Yes, it can and it is going extinct!

Banana is the world’s most exported fruit, and the fourth most important food commodity after rice, wheat and maize, as per the UN Food and Agriculture Organization (FAO). Banana ranks second after citrus fruit in terms of value. Then, what can possibly harm this world’s fruitbowl favourite? Well, let’s explore the causes step-by-step.

Meet the Fruit
Members of the genus Musa (part of the family Musaceae), Bananas (Musa paradisiaca L.) are derived from the wild species Musa acuminata (AA) and Musa balbisiana (BB). It is believed that there are almost 1000 varieties of bananas in the world, subdivided into 50 groups. The most commonly known banana is the Cavendish variety, which is the one produced for export markets.


The evolving banana

When people first discovered this fruit thousands of years ago, they did not quite like the almost inedible giant wild bananas. Rare and accidental mutations produced seedless bananas through chromosome triplication. People focused on these seedless, pollen-less mutant bananas and grew edible bananas by grafting sterile mutants onto wild stems.

This process was repeated for thousands of years to produce the plantation banana that currently feeds millions of people globally. Eventually, edible banana flesh retained only a few vague traces of the viable seeds once carried in the ancestral wild stock. These mutant bananas are emasculated, sterile and defenseless against the environmental stresses and diseases.

In India…
India is the world’s biggest banana grower, with an annual production of more than 16.8 million tonnes, or over 20 percent of total world output of 72.6 million tonnes recorded in 2005. India had contributed significantly to the “global genetic base of bananas,” according to NeBambi Lutaladio, FAO’s agriculture officer. But, wild banana species are disappearing in India!The main reason is that banana has become sterile and seedless as a result of 10,000 years of selective breeding. It has, over time, become a plant with unvarying genetic resemblance. The genetic diversity needed to cope with environmental stresses, such as diseases and crop pests, has long ago been bred out of the banana.

No place to grow
The lands that were available for the wild bananas to flourish, have been taken over by industries and other projects, and the shrinking forest cover has also led to a rapid loss of wild banana species in India. The ancestors of the Cavendish variety, the large, pulpy dessert banana that currently accounts for virtually all of world trade are also part of this group.

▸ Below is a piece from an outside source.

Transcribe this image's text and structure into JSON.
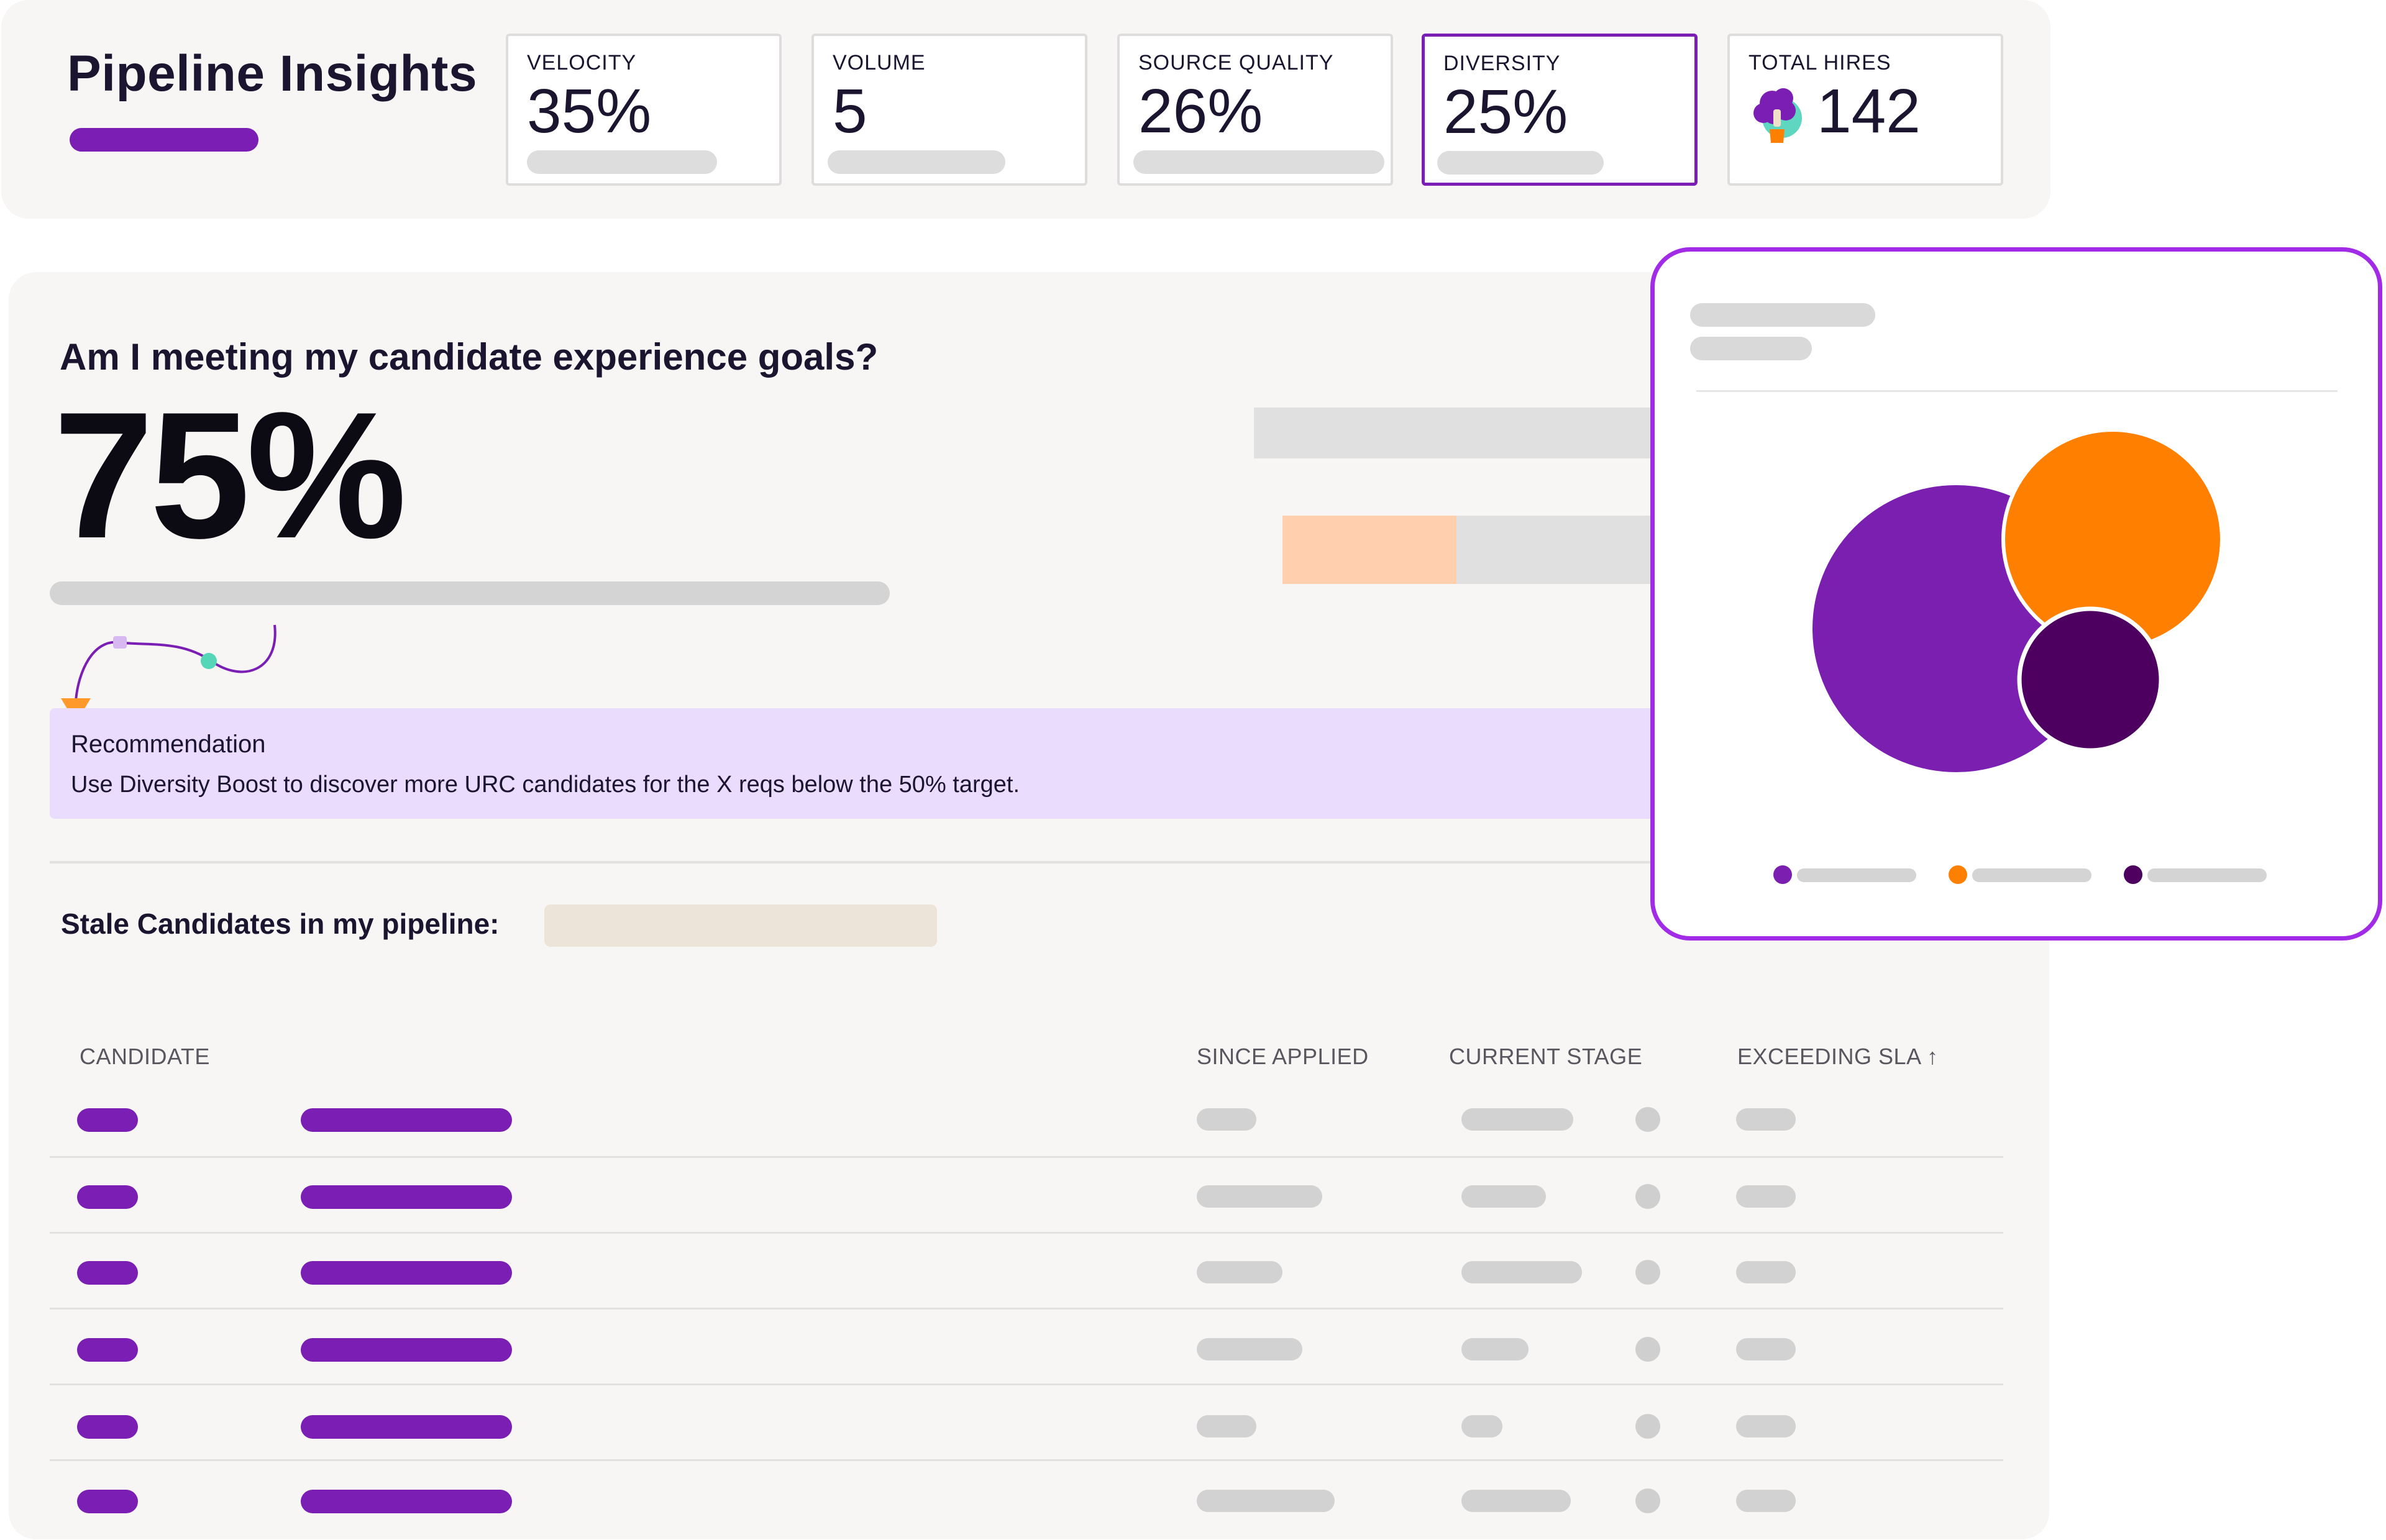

India’s lost bananas include a variety which conferred genetic resistance to the dreaded Black Sigatoka fungus disease that devastated plantations in the Amazon and elsewhere. Only one clone of the species, whose scientific name is Musa Acuminata spp Burmannicoides, remains at the Indian Botanic Gardens in Calcutta.

“But due to ecosystem destruction, it is probable that many valuable gene sources have now been lost,” Lutaladio said. “That could cause serious problems because bananas, particularly commercial varieties, have a narrow genetic pool and are highly vulnerable to pests and diseases,” he said. This means, the extinction of wild bananas may soon lead to extinction of Bananas!

Reckless genetic manipulation, complacency and inattention may soon lead to complete disappearance of a delectable, nutritious and widely preferred fruit.

If this can happen to the world’s most popular fruit, imagine what could happen to more obscure, but no less useful plants whose fates are less publicised and open to public attention!